Open-science model for drug discovery expands to neurodegenerative diseases
Parkinson's disease and Amyotrophic Lateral Sclerosis are the newest frontiers for open science drug discovery, a global movement led by academic scientists in Toronto that puts knowledge sharing and medication affordability ahead of patents and profits.
Medicines 4 Neurodegenerative Diseases (M4ND Pharma) will pursue promising new genetic drug targets for these intractable nervous system disorders, thanks to $1.5 million from the Krembil Foundation. It will be the world's second drug discovery company committed to open science after Medicines 4 Kids (M4K Pharma), which launched in 2017 to develop a novel drug for an uncommon but fatal childhood brain cancer.
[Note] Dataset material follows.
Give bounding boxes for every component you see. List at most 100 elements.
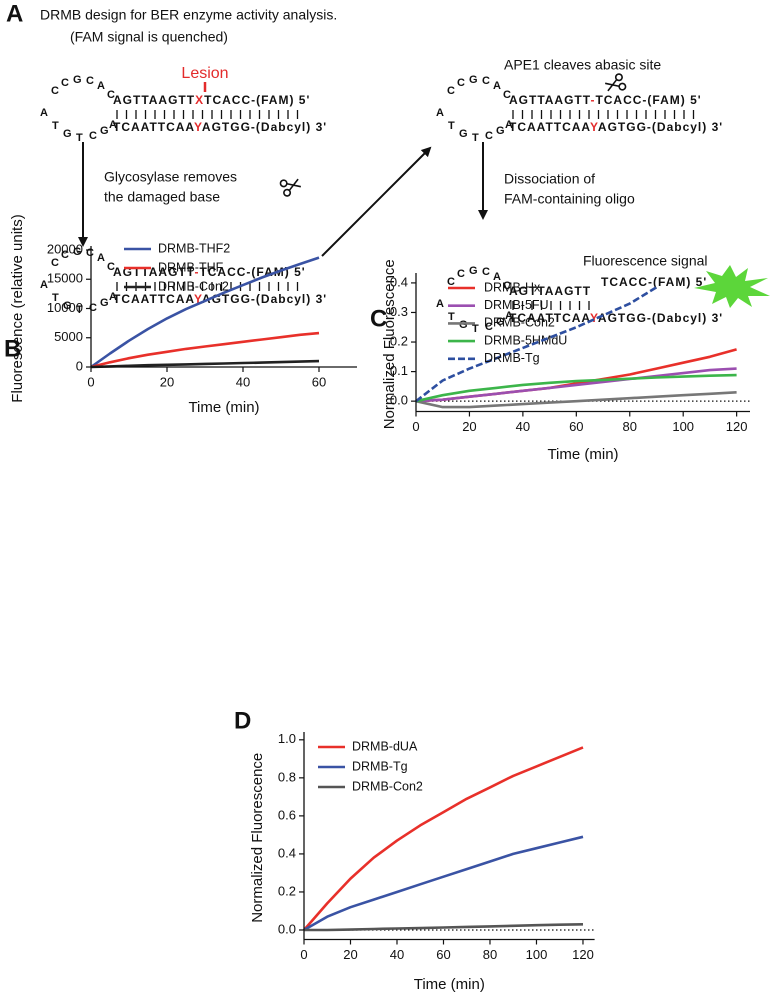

Open science is a way for researchers to share their data and knowledge quickly and publicly, unencumbered by patents and the peer review publishing process, with the aim of speeding up scientific discovery. The movement gathered force in the life sciences in the 1990s with the Human Genome Project, and spread to protein structures and then early-stage drug discovery through the Structural Genomics Consortium (SGC).
The non-profit SGC has generated considerable private and public investment and several spin-out companies, but there remains a gap in late-stage drug development.
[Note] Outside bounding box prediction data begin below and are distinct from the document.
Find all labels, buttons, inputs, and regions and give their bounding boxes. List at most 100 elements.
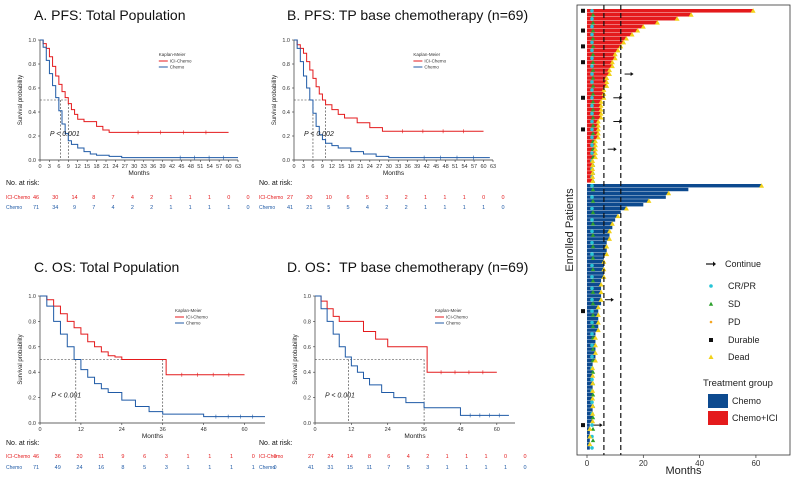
risk-count-ici: 14 bbox=[71, 195, 77, 201]
marker-crpr bbox=[590, 151, 594, 155]
risk-table-title: No. at risk: bbox=[6, 440, 40, 447]
continue-arrowhead bbox=[599, 423, 603, 428]
risk-count-chemo: 5 bbox=[143, 465, 146, 471]
marker-crpr bbox=[590, 263, 594, 268]
swimmer-plot: 0 20 40 60 Months Enrolled Patients Continue CR… bbox=[564, 4, 791, 477]
marker-crpr bbox=[590, 229, 594, 234]
marker-sd bbox=[590, 198, 596, 203]
bar-chemo bbox=[587, 294, 602, 298]
risk-count-ici: 1 bbox=[208, 195, 211, 201]
risk-count-ici: 27 bbox=[308, 454, 314, 460]
continue-arrowhead bbox=[610, 297, 614, 302]
marker-dead bbox=[688, 12, 694, 17]
x-tick-label: 15 bbox=[84, 164, 90, 170]
marker-crpr bbox=[590, 72, 594, 76]
marker-sd bbox=[590, 312, 596, 317]
risk-count-chemo: 0 bbox=[523, 465, 526, 471]
panel-title: C. OS: Total Population bbox=[34, 259, 179, 275]
marker-crpr bbox=[590, 400, 594, 405]
risk-count-chemo: 49 bbox=[55, 465, 61, 471]
x-tick-label: 57 bbox=[216, 164, 222, 170]
x-tick-label: 36 bbox=[160, 427, 166, 433]
marker-dead bbox=[609, 63, 615, 69]
marker-dead bbox=[598, 297, 604, 302]
bar-chemo-ici bbox=[587, 92, 604, 96]
bar-chemo-ici bbox=[587, 155, 596, 159]
marker-dead bbox=[604, 79, 610, 84]
bar-chemo bbox=[587, 427, 590, 431]
marker-dead bbox=[587, 434, 593, 439]
y-tick-label: 0.0 bbox=[303, 421, 311, 427]
x-tick-label: 54 bbox=[207, 164, 213, 170]
bar-chemo-ici bbox=[587, 88, 604, 92]
risk-count-chemo: 4 bbox=[112, 205, 115, 211]
swimmer-x-tick-label: 0 bbox=[585, 459, 590, 468]
bar-chemo bbox=[587, 195, 666, 199]
risk-count-chemo: 2 bbox=[385, 205, 388, 211]
y-tick-label: 0.6 bbox=[303, 345, 311, 351]
marker-dead bbox=[623, 35, 629, 41]
risk-count-chemo: 16 bbox=[98, 465, 104, 471]
marker-dead bbox=[595, 312, 601, 317]
risk-count-chemo: 21 bbox=[306, 205, 312, 211]
marker-dead bbox=[590, 388, 596, 393]
x-tick-label: 12 bbox=[329, 164, 335, 170]
marker-sd bbox=[590, 20, 596, 25]
x-axis-label: Months bbox=[142, 433, 164, 440]
x-tick-label: 33 bbox=[141, 164, 147, 170]
marker-sd bbox=[590, 187, 596, 192]
bar-chemo-ici bbox=[587, 147, 596, 151]
bar-chemo bbox=[587, 339, 596, 344]
bar-chemo bbox=[587, 298, 602, 302]
marker-crpr bbox=[590, 309, 594, 313]
marker-durable bbox=[581, 423, 585, 428]
risk-count-chemo: 1 bbox=[227, 205, 230, 211]
legend-continue-label: Continue bbox=[725, 259, 761, 269]
risk-table-title: No. at risk: bbox=[6, 180, 40, 187]
bar-chemo bbox=[587, 389, 593, 393]
risk-count-ici: 1 bbox=[446, 454, 449, 460]
marker-dead bbox=[635, 28, 641, 33]
risk-count-ici: 0 bbox=[227, 195, 230, 201]
km-curve-ici bbox=[40, 39, 229, 133]
risk-label-ici: ICI-Chemo bbox=[259, 195, 283, 201]
y-tick-label: 1.0 bbox=[28, 294, 36, 300]
bar-chemo bbox=[587, 415, 593, 420]
marker-crpr bbox=[590, 48, 594, 53]
marker-dead bbox=[629, 32, 635, 37]
risk-count-chemo: 1 bbox=[208, 205, 211, 211]
marker-crpr bbox=[590, 95, 594, 100]
x-tick-label: 3 bbox=[302, 164, 305, 170]
risk-label-chemo: Chemo bbox=[259, 465, 275, 471]
marker-crpr bbox=[590, 56, 594, 61]
bar-chemo bbox=[587, 199, 649, 203]
x-tick-label: 42 bbox=[424, 164, 430, 170]
legend-continue-arrowhead bbox=[713, 261, 716, 267]
marker-crpr bbox=[590, 377, 594, 382]
bar-chemo-ici bbox=[587, 9, 754, 13]
marker-dead bbox=[592, 358, 598, 363]
bar-chemo-ici bbox=[587, 139, 596, 144]
bar-chemo-ici bbox=[587, 48, 618, 53]
marker-dead bbox=[590, 174, 596, 179]
marker-sd bbox=[590, 244, 596, 249]
marker-sd bbox=[590, 12, 596, 17]
marker-crpr bbox=[590, 119, 594, 124]
y-tick-label: 0.4 bbox=[303, 370, 311, 376]
marker-dead bbox=[595, 134, 601, 140]
bar-chemo bbox=[587, 187, 689, 192]
marker-durable bbox=[581, 60, 585, 65]
marker-durable bbox=[709, 338, 713, 342]
bar-chemo bbox=[587, 286, 602, 291]
marker-dead bbox=[708, 354, 714, 359]
risk-count-chemo: 71 bbox=[33, 205, 39, 211]
risk-count-ici: 0 bbox=[504, 454, 507, 460]
marker-dead bbox=[750, 8, 756, 13]
x-tick-label: 63 bbox=[490, 164, 496, 170]
marker-dead bbox=[598, 115, 604, 120]
bar-chemo bbox=[587, 317, 599, 321]
x-tick-label: 3 bbox=[48, 164, 51, 170]
bar-chemo bbox=[587, 241, 607, 245]
bar-chemo bbox=[587, 412, 593, 416]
"When we started M4K, many people thought an open approach to late-stage drug development might only be applicable to rare or neglected diseases, if at all," says Aled Edwards, a professor of molecular genetics at the University of Toronto and CEO of the SGC. "But we're getting unexpected funding and scientific contributions from industry, academic and clinical sources, and slowly but surely we're advancing a medicine through the pipeline. It's time to move the goal posts again on what's possible with open science."
Like M4K, M4ND will not seek patents on its findings. It will instead rely on regulatory protections available in several countries, including data exclusivity for drug sponsors to prevent generic competition, and orphan drug exclusivity for rare diseases. These and other existing protections, says Edwards, are likely sufficient to attract commercial partners willing to manufacture, distribute and sell medications at reasonable prices.
Also like M4K, M4ND will be owned by the Agora Open Science Trust, a Canadian charity that supports open science for the public good. M4ND will donate any proceeds generated through commercial partnerships back to the charity.
The researchers will share their progress with the scientific community through regular online meetings, open to all and posted on YouTube. They will also make data available, for example through the SGC's open lab notebooks initiative.
"Every player in the system appreciates the idea of affordable medicines faster, but it's been incredibly challenging to make it happen because the system is complicated," says Edwards. "The key was to invent a different business model, and we're extraordinarily happy that industry, academia and others have been delighted to contribute."
Dr. Edwards will present on open drug discovery at the annual American Association for the Advancement of Science meeting at 2:30 p.m. on February 16, 2019, Marriott Wardman Park—Maryland Suite, in Washington, D.C.